En fait, je ne comprends décidément pas bien pourquoi les habitants des pays dont les habitants ou dirigeants passés ont pu commettre des crimes sont tellement réticents à reconnaître ces crimes, ou pourquoi ils y voient une insulte. (Enfin, pas tous les pays : l'Allemagne en a fait un paquet pour ce qui est du mea culpa.) Pour ma part, je ne crois absolument pas — j'en déteste profondément l'idée — à la responsabilité collective ou à la transmission d'une faute des parents sur leurs enfants[#]. Aucun des participants du génocide arménien n'est actuellement vivant, et ceux qui pensent que les crimes qu'ils ont pu commettre rejaillissent sur les gens qui de nos jours ont le hasard d'être nés le même pays (si tant est d'ailleurs que la Turquie moderne soit effectivement le même pays que l'empire ottoman…) ont un problème. Que ce soient ceux qui croient attaquer ou ceux qui se croient attaqués. Et pour ma part, si les autorités, les citoyens ou l'armée d'un des pays dont j'ai la nationalité (ce n'est pas comme si je l'avais choisie) ont commis des crimes, entre 1940 et 1944 ou entre 1954 et 1962, ou je ne sais quand, je m'en sens responsable à exactement 0%. Aussi, quand le premier ministre turc a suggéré que la France devrait reconnaître ses propres crimes vis-à-vis de l'Algérie, j'ai espéré que parmi ces parlementaires qui croient apparemment utile de légiférer sur ce que l'État reconnaît ou pas, et au-delà de ça sur ce que ses citoyens peuvent dire à ce sujet, il y en aurait pour avoir le culot de dire, d'accord, ajoutons ça aussi à la loi : et j'aurais été très curieux de savoir comment M. Erdoğan aurait réagi à ça. Malheureusement, les députés en question ne semblent pas joueurs, ou pas très honnêtes avec eux-mêmes.

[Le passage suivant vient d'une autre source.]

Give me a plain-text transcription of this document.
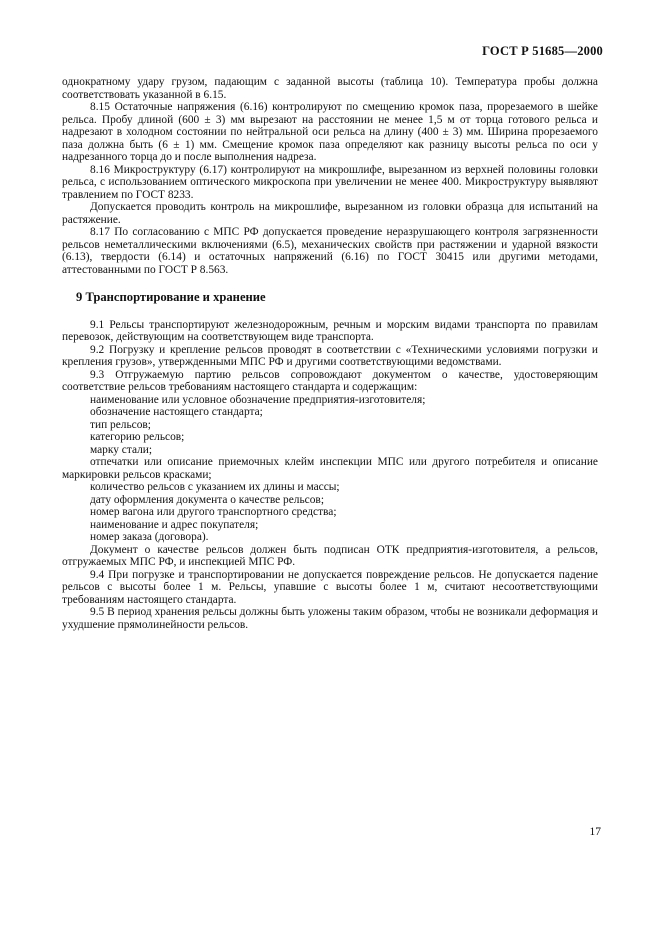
ГОСТ Р 51685—2000

однократному удару грузом, падающим с заданной высоты (таблица 10). Температура пробы должна соответствовать указанной в 6.15.

8.15 Остаточные напряжения (6.16) контролируют по смещению кромок паза, прорезаемого в шейке рельса. Пробу длиной (600 ± 3) мм вырезают на расстоянии не менее 1,5 м от торца готового рельса и надрезают в холодном состоянии по нейтральной оси рельса на длину (400 ± 3) мм. Ширина прорезаемого паза должна быть (6 ± 1) мм. Смещение кромок паза определяют как разницу высоты рельса по оси у надрезанного торца до и после выполнения надреза.

8.16 Микроструктуру (6.17) контролируют на микрошлифе, вырезанном из верхней половины головки рельса, с использованием оптического микроскопа при увеличении не менее 400. Микроструктуру выявляют травлением по ГОСТ 8233.

Допускается проводить контроль на микрошлифе, вырезанном из головки образца для испытаний на растяжение.

8.17 По согласованию с МПС РФ допускается проведение неразрушающего контроля загрязненности рельсов неметаллическими включениями (6.5), механических свойств при растяжении и ударной вязкости (6.13), твердости (6.14) и остаточных напряжений (6.16) по ГОСТ 30415 или другими методами, аттестованными по ГОСТ Р 8.563.

9 Транспортирование и хранение

9.1 Рельсы транспортируют железнодорожным, речным и морским видами транспорта по правилам перевозок, действующим на соответствующем виде транспорта.

9.2 Погрузку и крепление рельсов проводят в соответствии с «Техническими условиями погрузки и крепления грузов», утвержденными МПС РФ и другими соответствующими ведомствами.

9.3 Отгружаемую партию рельсов сопровождают документом о качестве, удостоверяющим соответствие рельсов требованиям настоящего стандарта и содержащим:

наименование или условное обозначение предприятия-изготовителя;

обозначение настоящего стандарта;

тип рельсов;

категорию рельсов;

марку стали;

отпечатки или описание приемочных клейм инспекции МПС или другого потребителя и описание маркировки рельсов красками;

количество рельсов с указанием их длины и массы;

дату оформления документа о качестве рельсов;

номер вагона или другого транспортного средства;

наименование и адрес покупателя;

номер заказа (договора).

Документ о качестве рельсов должен быть подписан ОТК предприятия-изготовителя, а рельсов, отгружаемых МПС РФ, и инспекцией МПС РФ.

9.4 При погрузке и транспортировании не допускается повреждение рельсов. Не допускается падение рельсов с высоты более 1 м. Рельсы, упавшие с высоты более 1 м, считают несоответствующими требованиям настоящего стандарта.

9.5 В период хранения рельсы должны быть уложены таким образом, чтобы не возникали деформация и ухудшение прямолинейности рельсов.

17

J'aimerais aussi savoir comment les gens réagiraient si on parlait de reconnaître officiellement les crimes de la république romaine qui a fait raser Carthage, vendre ses habitants comme esclaves et verser du sel sur la terre pour que rien n'y repousse.

[#] Et bien sûr, je ne crois pas plus à la transmission hériditaire du statut de victime (suivez mon regard) que pour celui de criminel. On a tendance à l'oublier, mais c'est écrit dans le terme même de crimes contre l'humanité : vouloir marquer une nation comme criminelle et une autre comme victime, c'est nier la dimension universelle de ces crimes, et c'est oublier que s'ils ressurgissent ce sera sous un déguisement différent, que le criminel et la victime ne seront pas les mêmes. Seuls ceux qui ont participé à des crimes doivent se sentir coupables, mais tous les hommes doivent se sentir avertis de ce que notre espèce est capable de faire, pas plus un pays qu'un autre.